Webserver issues regarding CSP and scripts like rocketloader not working

Answer these questions to help the Community help you with Security questions.

What is the domain name?

Have you searched for an answer?
Yes, on StackOverFlow and Google

When you tested your domain using the Cloudflare Diagnostic Center, what were the results?
Link Does Not Work

Describe the issue you are having:

Chrome Console Shows its refusing to load a script…

What error message or number are you receiving?
“Refused to execute inline script because it violates the following Content Security Policy directive: “script-src-elem ‘self’ https://.searchforjohn.com https://ajax.cloudflare.com https://.cloudflareinsights.com”. Either the ‘unsafe-inline’ keyword, a hash (‘sha256-l29o1OSaSb4/gFBFicxpq7XMgOOFlNPtRYR8IzI/tes=’), or a nonce (‘nonce-…’) is required to enable inline execution.”

What steps have you taken to resolve the issue?

  1. change CSP to include Cloudflare’s domains
  2. Restart server & webpage
  3. google the issue

Was the site working with SSL prior to adding it to Cloudflare?
it has not been without Cloudflare.

What are the steps to reproduce the error:

  1. unknown

Have you tried from another browser and/or incognito mode?

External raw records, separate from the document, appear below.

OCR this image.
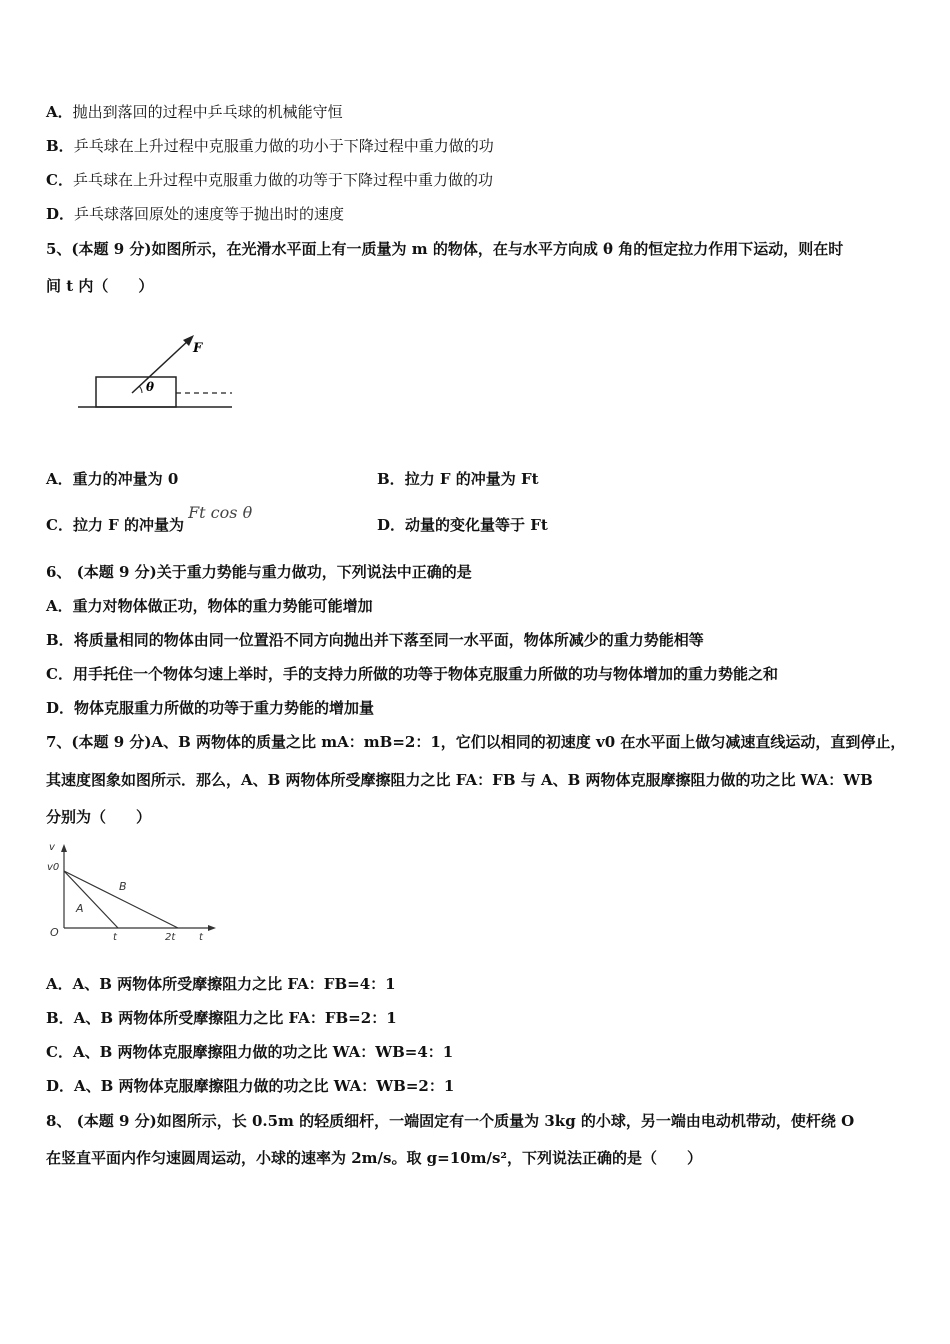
A．抛出到落回的过程中乒乓球的机械能守恒
B．乒乓球在上升过程中克服重力做的功小于下降过程中重力做的功
C．乒乓球在上升过程中克服重力做的功等于下降过程中重力做的功
D．乒乓球落回原处的速度等于抛出时的速度
5、(本题 9 分)如图所示，在光滑水平面上有一质量为 m 的物体，在与水平方向成 θ 角的恒定拉力作用下运动，则在时
间 t 内（　　）
F
θ
A．重力的冲量为 0	B．拉力 F 的冲量为 Ft
C．拉力 F 的冲量为Ft cos θ
D．动量的变化量等于 Ft
6、 (本题 9 分)关于重力势能与重力做功，下列说法中正确的是
A．重力对物体做正功，物体的重力势能可能增加
B．将质量相同的物体由同一位置沿不同方向抛出并下落至同一水平面，物体所减少的重力势能相等
C．用手托住一个物体匀速上举时，手的支持力所做的功等于物体克服重力所做的功与物体增加的重力势能之和
D．物体克服重力所做的功等于重力势能的增加量
7、(本题 9 分)A、B 两物体的质量之比 mA：mB=2：1，它们以相同的初速度 v0 在水平面上做匀减速直线运动，直到停止，
其速度图象如图所示．那么，A、B 两物体所受摩擦阻力之比 FA：FB 与 A、B 两物体克服摩擦阻力做的功之比 WA：WB
分别为（　　）
v
v0
O
A
B
t	2t t
A．A、B 两物体所受摩擦阻力之比 FA：FB=4：1
B．A、B 两物体所受摩擦阻力之比 FA：FB=2：1
C．A、B 两物体克服摩擦阻力做的功之比 WA：WB=4：1
D．A、B 两物体克服摩擦阻力做的功之比 WA：WB=2：1
8、 (本题 9 分)如图所示，长 0.5m 的轻质细杆，一端固定有一个质量为 3kg 的小球，另一端由电动机带动，使杆绕 O
在竖直平面内作匀速圆周运动，小球的速率为 2m/s。取 g=10m/s²，下列说法正确的是（　　）
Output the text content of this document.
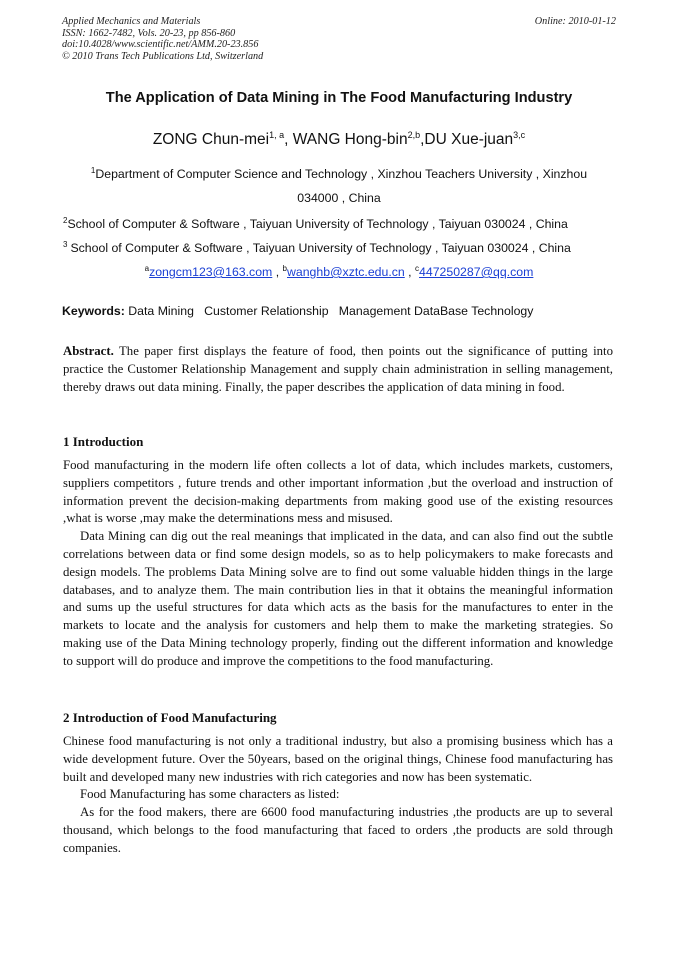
Applied Mechanics and Materials
ISSN: 1662-7482, Vols. 20-23, pp 856-860
doi:10.4028/www.scientific.net/AMM.20-23.856
© 2010 Trans Tech Publications Ltd, Switzerland
Online: 2010-01-12
The Application of Data Mining in The Food Manufacturing Industry
ZONG Chun-mei$^{1, a}$, WANG Hong-bin$^{2,b}$,DU Xue-juan$^{3,c}$
$^1$Department of Computer Science and Technology , Xinzhou Teachers University , Xinzhou
034000 , China
$^2$School of Computer & Software , Taiyuan University of Technology , Taiyuan 030024 , China
$^3$ School of Computer & Software , Taiyuan University of Technology , Taiyuan 030024 , China
$^a$zongcm123@163.com , $^b$wanghb@xztc.edu.cn , $^c$447250287@qq.com
Keywords: Data Mining   Customer Relationship   Management DataBase Technology

Abstract. The paper first displays the feature of food, then points out the significance of putting into practice the Customer Relationship Management and supply chain administration in selling management, thereby draws out data mining. Finally, the paper describes the application of data mining in food.

1 Introduction

Food manufacturing in the modern life often collects a lot of data, which includes markets, customers, suppliers competitors , future trends and other important information ,but the overload and instruction of information prevent the decision-making departments from making good use of the existing resources ,what is worse ,may make the determinations mess and misused.

Data Mining can dig out the real meanings that implicated in the data, and can also find out the subtle correlations between data or find some design models, so as to help policymakers to make forecasts and design models. The problems Data Mining solve are to find out some valuable hidden things in the large databases, and to analyze them. The main contribution lies in that it obtains the meaningful information and sums up the useful structures for data which acts as the basis for the manufactures to enter in the markets to locate and the analysis for customers and help them to make the marketing strategies. So making use of the Data Mining technology properly, finding out the different information and knowledge to support will do produce and improve the competitions to the food manufacturing.

2 Introduction of Food Manufacturing

Chinese food manufacturing is not only a traditional industry, but also a promising business which has a wide development future. Over the 50years, based on the original things, Chinese food manufacturing has built and developed many new industries with rich categories and now has been systematic.

Food Manufacturing has some characters as listed:

As for the food makers, there are 6600 food manufacturing industries ,the products are up to several thousand, which belongs to the food manufacturing that faced to orders ,the products are sold through companies.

Please attach a screenshot of the error:

It looks like you have a feature enabled that adds inline script to the page. This could be for Bots, Scrape Shield, Apps, etc.

Unfortunately, for this to work, you will need to include 'unsafe-inline' in the script-src directive for your CSP. Or if its supported by the product (some do, see their documentation for more info like this), you could use nonces.

thanks a million for the quick response! that seemed to fix it! i appreciate it!

This topic was automatically closed 3 days after the last reply. New replies are no longer allowed.